The Aussie passport is often ranked in the top 10 most valuable passports in the world, which as someone who currently holds one of the least valuable, I can tell you is a really awesome thing to be.

So when Tony Abbott threatens to revoke that citizenshi­p from people suspected of engaging in terrorism, that’s a pretty serious threat. An ISIS fighter with dual citizenshi­p of, say, Iraq and Australia, is much more of a threat to the rest of the world with his or her Australian passport than the Iraqi one. The former gives them visa-on-arrival access to most nations, the latter gives them free rectal exams in every airport they pass through.

But if the Prime Minister is serious about revoking that privilege, I have one request to make: Don’t waste the citizenshi­p. Depriving suspected terrorists of their Australian-claim should be Step One. Step Two should be

to rub their loss in their faces by giving it to someone else who doesn’t yet have it. Find the person who is the exact opposite of that ISIS-wannabe and offer it to them as a reward.

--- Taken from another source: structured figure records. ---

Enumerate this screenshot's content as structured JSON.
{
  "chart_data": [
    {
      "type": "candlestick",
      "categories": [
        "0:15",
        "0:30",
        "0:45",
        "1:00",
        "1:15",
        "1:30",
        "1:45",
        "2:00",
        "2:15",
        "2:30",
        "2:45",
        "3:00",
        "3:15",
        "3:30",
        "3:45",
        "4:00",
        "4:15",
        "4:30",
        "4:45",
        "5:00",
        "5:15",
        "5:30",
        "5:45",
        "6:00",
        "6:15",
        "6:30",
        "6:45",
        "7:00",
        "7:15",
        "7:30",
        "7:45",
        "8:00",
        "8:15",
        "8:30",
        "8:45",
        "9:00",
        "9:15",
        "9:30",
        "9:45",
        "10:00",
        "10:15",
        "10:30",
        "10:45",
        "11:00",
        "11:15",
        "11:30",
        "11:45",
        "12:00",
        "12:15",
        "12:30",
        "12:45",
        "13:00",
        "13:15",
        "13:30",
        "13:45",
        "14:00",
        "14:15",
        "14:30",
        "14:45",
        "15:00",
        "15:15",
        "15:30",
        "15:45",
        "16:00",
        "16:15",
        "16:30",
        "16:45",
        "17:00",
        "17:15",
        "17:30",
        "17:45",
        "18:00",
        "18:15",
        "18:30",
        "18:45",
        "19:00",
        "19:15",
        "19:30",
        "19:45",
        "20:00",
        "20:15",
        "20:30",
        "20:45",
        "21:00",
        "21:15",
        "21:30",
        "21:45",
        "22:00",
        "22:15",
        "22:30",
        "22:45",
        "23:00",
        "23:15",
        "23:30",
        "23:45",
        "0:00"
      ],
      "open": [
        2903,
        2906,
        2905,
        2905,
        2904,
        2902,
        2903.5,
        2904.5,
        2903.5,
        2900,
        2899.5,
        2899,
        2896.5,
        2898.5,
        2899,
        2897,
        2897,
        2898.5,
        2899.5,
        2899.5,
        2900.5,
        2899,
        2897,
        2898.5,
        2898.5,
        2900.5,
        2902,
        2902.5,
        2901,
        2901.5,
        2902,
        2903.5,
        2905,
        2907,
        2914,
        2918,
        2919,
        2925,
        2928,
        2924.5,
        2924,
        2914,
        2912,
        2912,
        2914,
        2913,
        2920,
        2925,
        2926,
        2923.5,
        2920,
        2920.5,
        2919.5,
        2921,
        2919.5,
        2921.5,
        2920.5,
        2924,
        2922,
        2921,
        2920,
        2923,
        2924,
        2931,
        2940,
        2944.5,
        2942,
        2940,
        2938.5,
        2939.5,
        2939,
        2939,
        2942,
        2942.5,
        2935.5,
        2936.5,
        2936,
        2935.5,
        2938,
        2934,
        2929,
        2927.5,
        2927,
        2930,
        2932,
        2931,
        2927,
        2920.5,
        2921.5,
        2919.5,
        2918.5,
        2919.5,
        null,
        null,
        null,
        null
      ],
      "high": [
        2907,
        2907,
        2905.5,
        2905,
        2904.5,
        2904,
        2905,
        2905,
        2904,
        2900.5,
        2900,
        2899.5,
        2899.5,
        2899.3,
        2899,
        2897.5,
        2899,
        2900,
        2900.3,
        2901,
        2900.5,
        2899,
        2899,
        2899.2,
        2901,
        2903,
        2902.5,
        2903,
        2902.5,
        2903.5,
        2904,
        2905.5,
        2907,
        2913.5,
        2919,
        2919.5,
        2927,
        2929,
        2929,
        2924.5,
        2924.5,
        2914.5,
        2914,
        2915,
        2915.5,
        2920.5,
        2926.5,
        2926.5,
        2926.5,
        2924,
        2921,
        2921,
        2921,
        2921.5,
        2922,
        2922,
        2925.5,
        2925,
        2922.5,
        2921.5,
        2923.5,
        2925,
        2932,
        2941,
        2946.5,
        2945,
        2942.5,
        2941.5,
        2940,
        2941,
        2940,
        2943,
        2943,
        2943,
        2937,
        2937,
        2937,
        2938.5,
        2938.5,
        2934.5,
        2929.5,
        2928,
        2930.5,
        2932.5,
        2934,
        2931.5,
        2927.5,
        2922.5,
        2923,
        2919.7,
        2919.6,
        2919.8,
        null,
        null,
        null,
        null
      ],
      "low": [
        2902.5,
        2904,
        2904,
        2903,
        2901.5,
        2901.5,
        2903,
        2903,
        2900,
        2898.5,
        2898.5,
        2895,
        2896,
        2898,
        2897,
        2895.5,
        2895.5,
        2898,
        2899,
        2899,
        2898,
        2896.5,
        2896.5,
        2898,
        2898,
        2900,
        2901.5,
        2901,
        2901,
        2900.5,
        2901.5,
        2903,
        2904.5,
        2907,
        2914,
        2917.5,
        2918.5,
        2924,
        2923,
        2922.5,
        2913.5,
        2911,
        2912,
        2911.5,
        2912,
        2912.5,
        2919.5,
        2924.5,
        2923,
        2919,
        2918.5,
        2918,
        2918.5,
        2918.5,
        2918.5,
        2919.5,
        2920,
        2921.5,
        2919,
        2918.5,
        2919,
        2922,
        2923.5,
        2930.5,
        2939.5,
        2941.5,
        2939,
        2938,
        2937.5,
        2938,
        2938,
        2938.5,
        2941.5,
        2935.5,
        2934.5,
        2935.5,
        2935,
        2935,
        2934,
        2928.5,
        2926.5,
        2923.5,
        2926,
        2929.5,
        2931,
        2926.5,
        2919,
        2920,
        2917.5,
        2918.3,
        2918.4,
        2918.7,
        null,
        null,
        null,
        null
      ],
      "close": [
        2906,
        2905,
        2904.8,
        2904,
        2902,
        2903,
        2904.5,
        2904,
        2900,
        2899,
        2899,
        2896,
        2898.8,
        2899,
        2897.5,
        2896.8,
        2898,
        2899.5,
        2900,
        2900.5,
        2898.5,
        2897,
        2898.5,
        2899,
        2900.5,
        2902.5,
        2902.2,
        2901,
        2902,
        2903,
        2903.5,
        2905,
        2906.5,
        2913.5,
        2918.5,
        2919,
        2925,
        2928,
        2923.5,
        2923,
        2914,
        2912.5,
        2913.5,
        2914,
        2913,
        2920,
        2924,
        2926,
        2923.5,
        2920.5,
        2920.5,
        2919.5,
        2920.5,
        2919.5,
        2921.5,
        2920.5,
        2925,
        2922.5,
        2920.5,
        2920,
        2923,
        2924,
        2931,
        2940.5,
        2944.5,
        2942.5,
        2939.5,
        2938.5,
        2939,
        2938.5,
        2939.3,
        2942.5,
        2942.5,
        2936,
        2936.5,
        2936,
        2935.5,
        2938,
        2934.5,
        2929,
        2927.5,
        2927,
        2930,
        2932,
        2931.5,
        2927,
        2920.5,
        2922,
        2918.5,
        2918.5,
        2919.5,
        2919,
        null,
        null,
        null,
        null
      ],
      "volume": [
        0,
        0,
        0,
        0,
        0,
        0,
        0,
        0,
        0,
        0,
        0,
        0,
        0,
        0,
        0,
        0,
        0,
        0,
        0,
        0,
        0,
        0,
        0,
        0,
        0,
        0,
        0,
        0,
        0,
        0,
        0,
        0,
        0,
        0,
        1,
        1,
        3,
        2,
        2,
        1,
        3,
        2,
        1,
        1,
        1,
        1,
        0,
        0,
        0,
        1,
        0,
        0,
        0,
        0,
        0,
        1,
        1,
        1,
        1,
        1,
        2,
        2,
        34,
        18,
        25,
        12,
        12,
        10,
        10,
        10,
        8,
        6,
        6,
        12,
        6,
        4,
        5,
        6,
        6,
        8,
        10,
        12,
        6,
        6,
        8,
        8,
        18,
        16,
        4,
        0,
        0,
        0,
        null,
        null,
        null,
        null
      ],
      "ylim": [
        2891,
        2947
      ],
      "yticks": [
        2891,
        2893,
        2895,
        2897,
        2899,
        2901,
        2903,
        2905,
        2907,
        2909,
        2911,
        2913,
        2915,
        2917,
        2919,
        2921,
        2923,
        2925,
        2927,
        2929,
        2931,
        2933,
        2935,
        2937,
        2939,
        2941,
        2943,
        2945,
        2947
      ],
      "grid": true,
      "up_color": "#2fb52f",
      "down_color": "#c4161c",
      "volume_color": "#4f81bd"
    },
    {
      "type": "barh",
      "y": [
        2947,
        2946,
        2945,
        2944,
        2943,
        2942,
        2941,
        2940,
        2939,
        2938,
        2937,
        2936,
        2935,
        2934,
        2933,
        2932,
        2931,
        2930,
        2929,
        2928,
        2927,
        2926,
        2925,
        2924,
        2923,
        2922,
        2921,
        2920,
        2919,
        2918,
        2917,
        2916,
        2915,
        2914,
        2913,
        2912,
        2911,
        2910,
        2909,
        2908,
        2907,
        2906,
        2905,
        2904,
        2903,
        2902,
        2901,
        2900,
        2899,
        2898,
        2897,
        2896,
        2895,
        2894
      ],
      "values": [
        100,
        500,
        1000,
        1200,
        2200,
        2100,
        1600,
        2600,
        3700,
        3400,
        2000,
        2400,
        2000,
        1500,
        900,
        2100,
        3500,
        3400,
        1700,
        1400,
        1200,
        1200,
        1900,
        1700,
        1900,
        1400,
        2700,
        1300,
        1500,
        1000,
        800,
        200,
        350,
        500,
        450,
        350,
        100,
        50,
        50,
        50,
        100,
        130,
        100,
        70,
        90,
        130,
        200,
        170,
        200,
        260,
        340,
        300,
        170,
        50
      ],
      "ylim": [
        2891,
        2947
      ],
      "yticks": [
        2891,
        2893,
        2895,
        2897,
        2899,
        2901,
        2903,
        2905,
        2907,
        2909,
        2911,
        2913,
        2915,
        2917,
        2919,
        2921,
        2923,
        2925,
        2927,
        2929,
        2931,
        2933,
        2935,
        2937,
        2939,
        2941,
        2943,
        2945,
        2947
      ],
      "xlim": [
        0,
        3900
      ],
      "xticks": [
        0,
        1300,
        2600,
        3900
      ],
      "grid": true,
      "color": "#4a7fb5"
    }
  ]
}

So, hypothetic­ally speaking, if you take the citizenshi­p from an Islamic Extremist Jihadist who lived in Sydney and loves killing people, then give it to an Atheist Cynical Stand-up Comedian who lives in a small country town and loves making people laugh.

Hypothetic­ally speaking, of course. That way, not only is Australia rid of a problem but it gains a benefit. Again, this is all hypothetic­al, of course.

If all this sounds ridiculous, it’s only because the idea that someone’s citizenshi­p can be revoked is also fairly ridiculous. It’s a measure that only makes sense if there were no other means of dealing with terrorism suspects. Measures like, for example, anti-terrorism laws, criminal laws, heck even treason laws.

If someone joins ISIS, they are actively waging war for an enemy of the Australian state, an enemy against whom Australia is currently, kinda, sorta, minimally, at war. That is, for all intents and purposes, treason. An act that Section 24AA of the Crimes Act 1914 punishes with life imprisonme­nt.

Some might argue that this is to prevent terrorism suspects from returning to Australia and committing terrorism locally. But those people have never tried getting through the customs and immigratio­n counters at the airport after returning from the Middle East. Besides, what is the point of all the increased surveillan­ce measures if ASIO can’t detect an active jihadist trying to come back from a study-abroad course at the Mosul University of Terrorism and Head Cutting.

The other reason to worry is the fluidity of the definition of “terrorism”. It currently, in Australia, means people involved with ISIS, the Taliban, perhaps Boko Haram, and a variety of other extremist organisati­ons. But what if that definition expands? What if future government­s have differing definition­s? Maybe a miningindu­stry influenced government decides environmen­tal activism is an act of terrorism? Or a new peace treaty with Saudi Arabia means anyone with dual citizenshi­p with Israel can’t go back for military service? Or an intrepid journalist uncovers corruption in ASIO and exposes it (already punishable by 10 years in prison)? The question to ask with laws as discretion­ary as the one being proposed is what happens if the next guy to use it isn’t someone on your side of the debate?

Australian citizenshi­p is something many of us immigrants strive for because it gives us a new permanent home. But once we have it, let us be bound by the same laws as all citizens, otherwise you’re cheapening the value of a truly precious commodity.